I thank everybody who participated today and particularly members from the Opposition for their support for this Bill. It is very clear that this Parliament understands the importance of this measure. It will not be intimidated by external forces, regardless of where they come from. The health of our people is a primary concern to this Legislature, not just the Government but the Opposition as well. We will continue with the passage of the Bill through Dáil Éireann and enact it. In any conversation involving this issue, at the core we must remember that 5,200 people lose their lives every year because of these products. I commend the Bill to the House.
I also welcome the passing of the Bill, as it is very important for our people's health. It has been recognised for decades that tobacco products are a serious danger to health and the lives of people. I welcome the Bill's passage through Committee Stage.
I thank Deputies Kelleher, Ó Caoláin and Healy, as well as other members of the committee, for facilitating the Bill being taken today in advance of tomorrow's national no-smoking day. It is important that we all subscribe to having a tobacco-free Ireland. I thank the committee members for their assistance and co-operation. I hope we will have a tobacco-free Ireland.
Let us engage with the retailers who are genuinely concerned about the potential loss of revenue.

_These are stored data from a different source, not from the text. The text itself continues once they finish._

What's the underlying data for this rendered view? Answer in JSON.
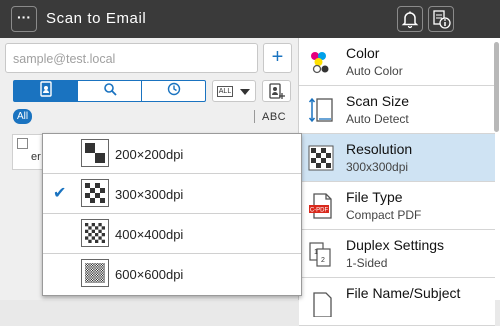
{
  "header": {
    "menu_label": "···",
    "title": "Scan to Email"
  },
  "address": {
    "placeholder": "sample@test.local",
    "add_label": "+"
  },
  "filter": {
    "all_box": "ALL",
    "all_chip": "All",
    "abc_label": "ABC"
  },
  "entry": {
    "text": "er"
  },
  "resolution_popup": {
    "selected": "300×300dpi",
    "options": [
      {
        "label": "200×200dpi"
      },
      {
        "label": "300×300dpi"
      },
      {
        "label": "400×400dpi"
      },
      {
        "label": "600×600dpi"
      }
    ]
  },
  "settings": [
    {
      "name": "Color",
      "value": "Auto Color",
      "icon": "color-icon"
    },
    {
      "name": "Scan Size",
      "value": "Auto Detect",
      "icon": "scan-size-icon"
    },
    {
      "name": "Resolution",
      "value": "300x300dpi",
      "icon": "resolution-icon"
    },
    {
      "name": "File Type",
      "value": "Compact PDF",
      "icon": "file-type-icon",
      "badge": "C-PDF"
    },
    {
      "name": "Duplex Settings",
      "value": "1-Sided",
      "icon": "duplex-icon"
    },
    {
      "name": "File Name/Subject",
      "value": "",
      "icon": "file-name-icon"
    }
  ],
  "colors": {
    "accent": "#1a73c0",
    "topbar": "#3a3a3a",
    "selected_row": "#cfe3f3"
  }
}
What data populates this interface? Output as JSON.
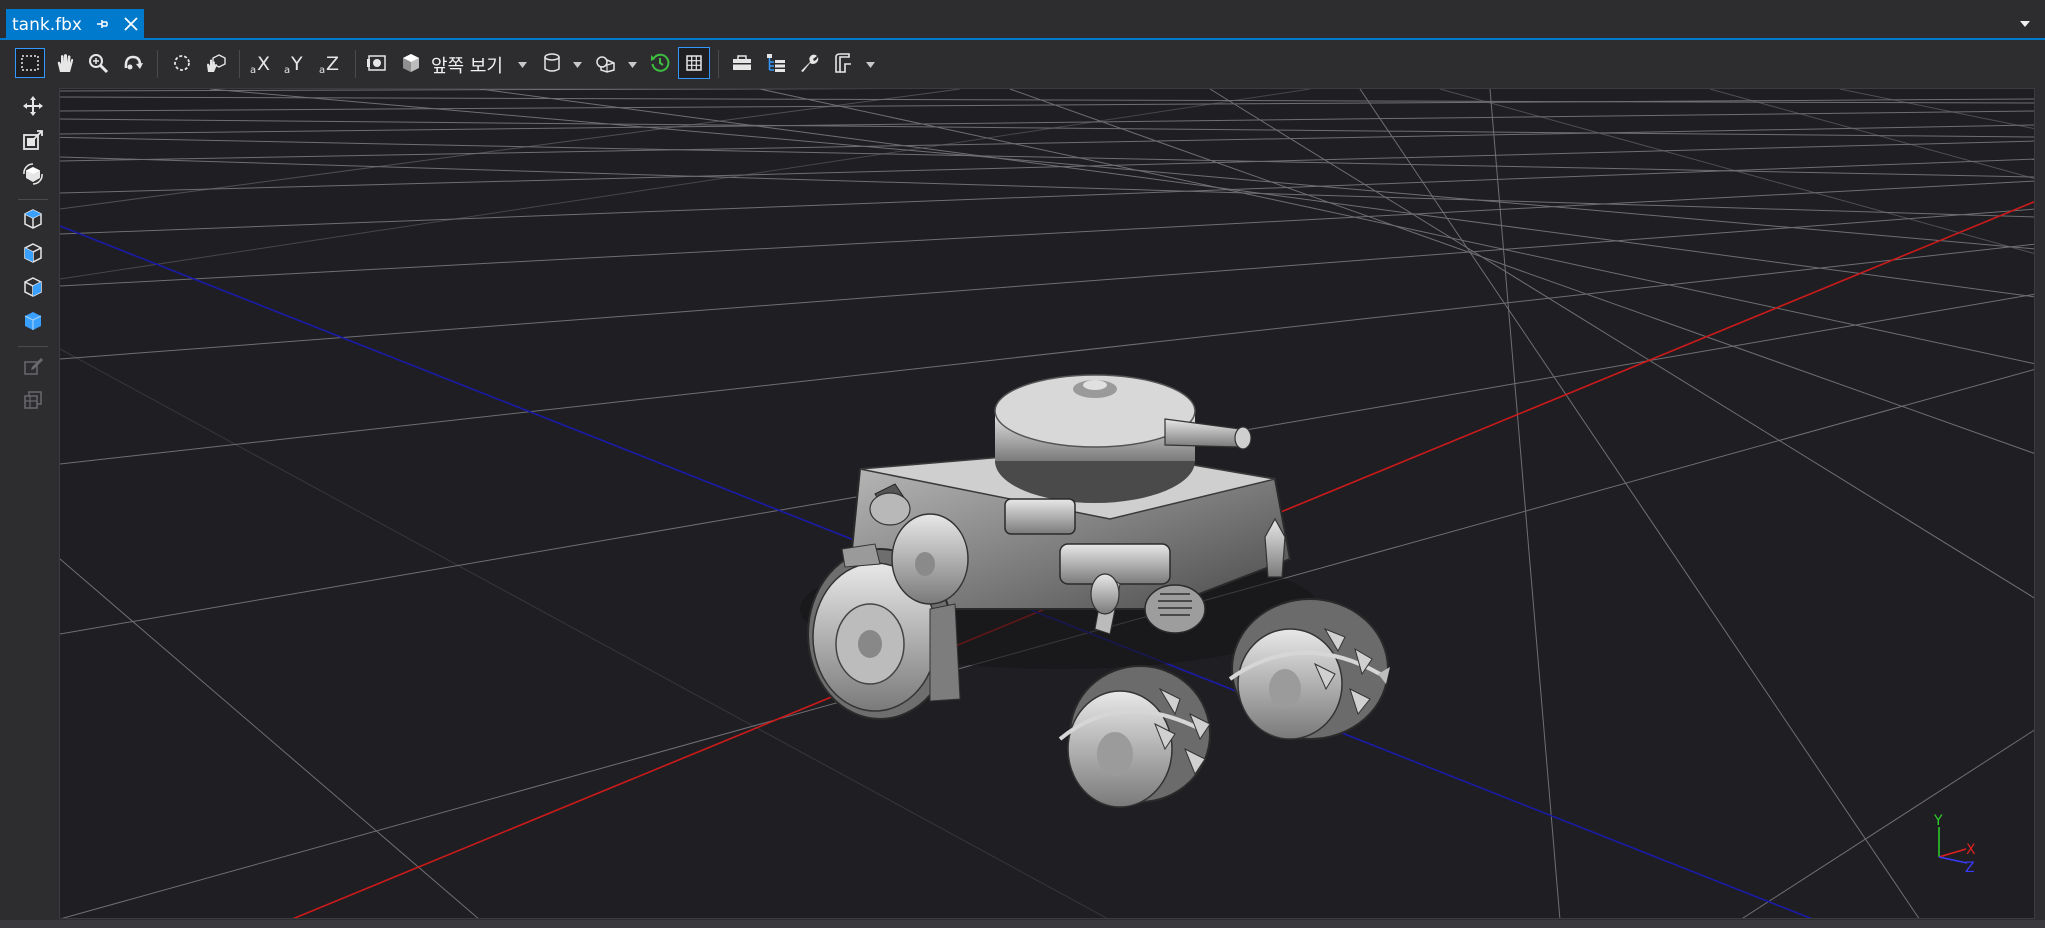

The retailers have met us individually and collectively, and perhaps the Minister can see ways we can assist them so that they will not experience job losses.
As I said to the media earlier, tomorrow is Ash Wednesday and many people take the opportunity to consider trying to quit smoking again. Let me reiterate that it is a case of try, try and try again. The day a person gives up smoking is the day he or she will make the most important impact on his or her longevity and well-being.
To address the concerns of the retailers, there is a certain amount of money in circulation and if people have more money for things other than cigarettes they will spend the money on other things. I believe it should never ever be a case of jobs over lives. There are ways and means in other spheres of supporting people to produce a product that does not kill one in two of those who use it regularly. This is the only legal product we know that when used as per the manufacturer's instructions will kill one of every two who use it regularly.